By now probably everyone has heard about sharding. In very simple terms sharding is a mandatory approach for scalability of blockchains which want to be more than just settlement layers.
Sharding was not invented for blockchain, it has been around for a very long time mostly for databases or data storage. It’s simply a way to store data across multiple machines. Basically every machine will have a “shard” (basically a piece) of the data.
This is all very easy to implement when you yourself control all the machines. If you have a data center and you must store a very large database (think Google or Facebook) the way to do this is pretty straightforward.
When you work with decentralized blockchain technology however you always have to assume that you will have some malicious nodes. This requires the development of a consensus algorithm. The issue is that it’s more tricky to develop a consensus algorithm for a sharding based blockchain than for a simple blockchain where every node stores all the transactions.
At the moment ethereum is trying to build a fully complete sharding mechanism. The problem with that however is that when you split the data you basically do it in a way that is almost random. This means that most of those shards will need to communicate extremely frequently with each other.

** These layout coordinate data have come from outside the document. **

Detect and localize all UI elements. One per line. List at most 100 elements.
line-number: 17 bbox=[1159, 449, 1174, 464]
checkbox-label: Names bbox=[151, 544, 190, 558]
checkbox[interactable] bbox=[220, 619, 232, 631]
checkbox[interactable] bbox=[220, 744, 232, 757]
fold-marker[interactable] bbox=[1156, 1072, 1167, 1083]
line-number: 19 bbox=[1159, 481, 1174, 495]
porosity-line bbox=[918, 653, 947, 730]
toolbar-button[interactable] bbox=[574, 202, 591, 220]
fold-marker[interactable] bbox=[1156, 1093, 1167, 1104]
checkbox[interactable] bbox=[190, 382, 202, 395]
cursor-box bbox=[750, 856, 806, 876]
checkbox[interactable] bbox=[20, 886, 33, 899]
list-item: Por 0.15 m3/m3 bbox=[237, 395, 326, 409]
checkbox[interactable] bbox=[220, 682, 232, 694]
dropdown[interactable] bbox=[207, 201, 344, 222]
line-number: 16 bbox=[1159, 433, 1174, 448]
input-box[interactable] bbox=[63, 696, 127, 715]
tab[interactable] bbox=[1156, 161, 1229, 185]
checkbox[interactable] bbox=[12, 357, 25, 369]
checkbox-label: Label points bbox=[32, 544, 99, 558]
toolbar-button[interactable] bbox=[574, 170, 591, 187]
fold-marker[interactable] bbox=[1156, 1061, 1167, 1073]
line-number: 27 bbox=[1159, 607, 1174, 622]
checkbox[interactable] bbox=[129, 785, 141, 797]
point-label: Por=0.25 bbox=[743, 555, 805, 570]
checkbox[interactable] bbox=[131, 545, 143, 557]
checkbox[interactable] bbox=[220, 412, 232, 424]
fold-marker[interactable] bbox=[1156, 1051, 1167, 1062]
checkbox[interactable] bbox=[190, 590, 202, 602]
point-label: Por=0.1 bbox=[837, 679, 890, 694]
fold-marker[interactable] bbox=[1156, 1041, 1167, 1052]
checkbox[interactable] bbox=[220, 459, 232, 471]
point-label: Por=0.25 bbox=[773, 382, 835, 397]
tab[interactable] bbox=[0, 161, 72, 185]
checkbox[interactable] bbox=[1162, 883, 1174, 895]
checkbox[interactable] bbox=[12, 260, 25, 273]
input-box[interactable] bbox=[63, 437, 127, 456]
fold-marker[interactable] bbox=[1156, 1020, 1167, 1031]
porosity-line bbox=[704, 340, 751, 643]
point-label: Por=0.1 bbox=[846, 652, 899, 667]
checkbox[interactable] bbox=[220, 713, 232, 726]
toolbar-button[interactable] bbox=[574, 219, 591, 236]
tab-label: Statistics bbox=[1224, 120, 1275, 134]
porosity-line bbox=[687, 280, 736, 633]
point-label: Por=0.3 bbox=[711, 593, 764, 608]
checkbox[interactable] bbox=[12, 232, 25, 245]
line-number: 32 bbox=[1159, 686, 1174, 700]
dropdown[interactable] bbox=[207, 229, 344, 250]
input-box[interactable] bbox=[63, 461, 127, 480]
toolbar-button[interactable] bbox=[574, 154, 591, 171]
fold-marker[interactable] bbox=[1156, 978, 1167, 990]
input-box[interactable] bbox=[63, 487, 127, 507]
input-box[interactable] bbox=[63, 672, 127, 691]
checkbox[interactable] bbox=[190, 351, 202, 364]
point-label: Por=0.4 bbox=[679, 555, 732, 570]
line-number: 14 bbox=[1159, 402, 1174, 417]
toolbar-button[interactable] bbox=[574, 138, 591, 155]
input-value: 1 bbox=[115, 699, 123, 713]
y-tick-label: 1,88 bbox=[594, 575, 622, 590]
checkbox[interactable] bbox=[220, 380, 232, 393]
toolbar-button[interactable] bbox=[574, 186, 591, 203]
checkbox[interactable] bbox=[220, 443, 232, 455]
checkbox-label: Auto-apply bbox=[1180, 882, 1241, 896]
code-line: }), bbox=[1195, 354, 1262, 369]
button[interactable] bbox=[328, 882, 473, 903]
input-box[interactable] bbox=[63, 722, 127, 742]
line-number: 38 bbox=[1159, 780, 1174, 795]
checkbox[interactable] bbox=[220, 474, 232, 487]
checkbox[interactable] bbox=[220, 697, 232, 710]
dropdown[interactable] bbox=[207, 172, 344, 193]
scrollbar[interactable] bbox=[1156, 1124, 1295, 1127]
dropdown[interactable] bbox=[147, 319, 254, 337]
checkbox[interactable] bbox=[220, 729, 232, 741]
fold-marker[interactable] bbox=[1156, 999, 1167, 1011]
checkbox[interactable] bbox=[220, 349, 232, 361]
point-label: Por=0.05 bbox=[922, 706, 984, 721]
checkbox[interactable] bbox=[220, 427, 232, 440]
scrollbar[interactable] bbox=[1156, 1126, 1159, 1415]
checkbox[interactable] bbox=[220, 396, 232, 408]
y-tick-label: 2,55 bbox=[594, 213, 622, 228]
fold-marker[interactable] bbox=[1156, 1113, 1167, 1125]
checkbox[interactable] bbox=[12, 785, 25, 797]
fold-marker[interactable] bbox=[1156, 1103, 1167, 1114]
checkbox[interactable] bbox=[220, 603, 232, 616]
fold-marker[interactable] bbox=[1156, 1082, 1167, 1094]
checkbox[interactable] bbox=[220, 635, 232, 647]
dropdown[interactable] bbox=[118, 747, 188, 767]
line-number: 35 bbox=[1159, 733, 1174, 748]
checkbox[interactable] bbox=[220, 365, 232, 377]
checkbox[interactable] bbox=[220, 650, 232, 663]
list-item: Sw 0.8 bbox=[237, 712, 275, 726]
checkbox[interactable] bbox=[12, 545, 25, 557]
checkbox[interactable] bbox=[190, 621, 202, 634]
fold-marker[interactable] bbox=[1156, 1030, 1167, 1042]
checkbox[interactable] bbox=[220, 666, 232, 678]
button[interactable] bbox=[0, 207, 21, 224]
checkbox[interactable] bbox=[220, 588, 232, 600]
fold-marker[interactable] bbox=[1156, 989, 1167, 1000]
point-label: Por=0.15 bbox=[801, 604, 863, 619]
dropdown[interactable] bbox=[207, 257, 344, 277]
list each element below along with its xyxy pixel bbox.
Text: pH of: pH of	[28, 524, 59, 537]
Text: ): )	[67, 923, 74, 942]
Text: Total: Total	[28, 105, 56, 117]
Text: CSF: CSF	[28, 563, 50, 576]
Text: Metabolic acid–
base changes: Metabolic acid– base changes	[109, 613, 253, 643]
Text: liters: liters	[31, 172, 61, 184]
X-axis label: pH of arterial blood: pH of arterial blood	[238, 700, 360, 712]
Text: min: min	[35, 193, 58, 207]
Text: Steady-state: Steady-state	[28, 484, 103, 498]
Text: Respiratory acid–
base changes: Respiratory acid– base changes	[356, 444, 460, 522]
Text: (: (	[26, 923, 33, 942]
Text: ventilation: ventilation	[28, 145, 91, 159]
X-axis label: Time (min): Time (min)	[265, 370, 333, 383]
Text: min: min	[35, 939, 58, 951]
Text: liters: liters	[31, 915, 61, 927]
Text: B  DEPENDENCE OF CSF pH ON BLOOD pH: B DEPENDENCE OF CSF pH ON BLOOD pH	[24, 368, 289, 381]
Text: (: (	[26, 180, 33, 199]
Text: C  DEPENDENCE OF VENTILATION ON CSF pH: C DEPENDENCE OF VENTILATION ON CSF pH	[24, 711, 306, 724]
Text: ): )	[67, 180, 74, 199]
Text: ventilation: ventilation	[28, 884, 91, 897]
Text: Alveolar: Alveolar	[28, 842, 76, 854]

Let’s take an example, nowadays people don’t need to cross the border with other countries very frequently. If they did it would create disastrous queues and delays at the customs. But imagine now that for example the border between US and Canada is changed so that the line between the two countries is in the middle of Manhattan in New York. How many people will need to cross that line every single day? Potentially millions.
This metaphor seems crazy but it’s the major issue with sharding. If you split the data in a way that is not based on a specific logic (which would be almost impossible as every smart contract has its own logic) then basically you will have an extremely high amount of intercommunication between those different nodes. To make things worse those nodes are all over the world and connected by Internet and not in the same room like it would be for at the data center storing a large database. In some way the current model of sharding has to make a trade-off and in order to reduce how much data a single note has to store it has to increase the amount of communication between nodes very significantly.
Zilliqa is however going to use a different approach. They are making a very clear distinction between the state and the transaction history. Let me try to explain this concept in a simple way with a metaphor:
The state is what is now, and it is created by the history of all the transactions:
So basically how much you have in your bank account is the current state. If you have a lot of money that is your current state. If you don’t have anything in your bank account that is your current state. The transactions are what have made you reach your current state. If historically you have been earning more than what you have been spending then your current state is that you have money, if historically you have been spending more than what you have been earning then your current state is that you don’t have money.
The principle is that it takes a lot more space to store the history of the transactions than the space it takes to store your current balance (state).
The history of the transactions however is very important in case someone needs to check if the balance is correct. But as long as you know your balance you know how much you can spend. From time to time you may want to verify if your balance is correct by checking against all your transaction history, but that’s not something you will need to do every day.
The approach that Zilliqa has chosen with sharding is that every single node will have a copy of the current state (the bank balances in our example) but then the transactions history will be split in pieces so that not everyone will have to have a full copy of it.
This clever solution allows to fix the main issue with sharding that is the very high amount of intercommunication with notes that would be required.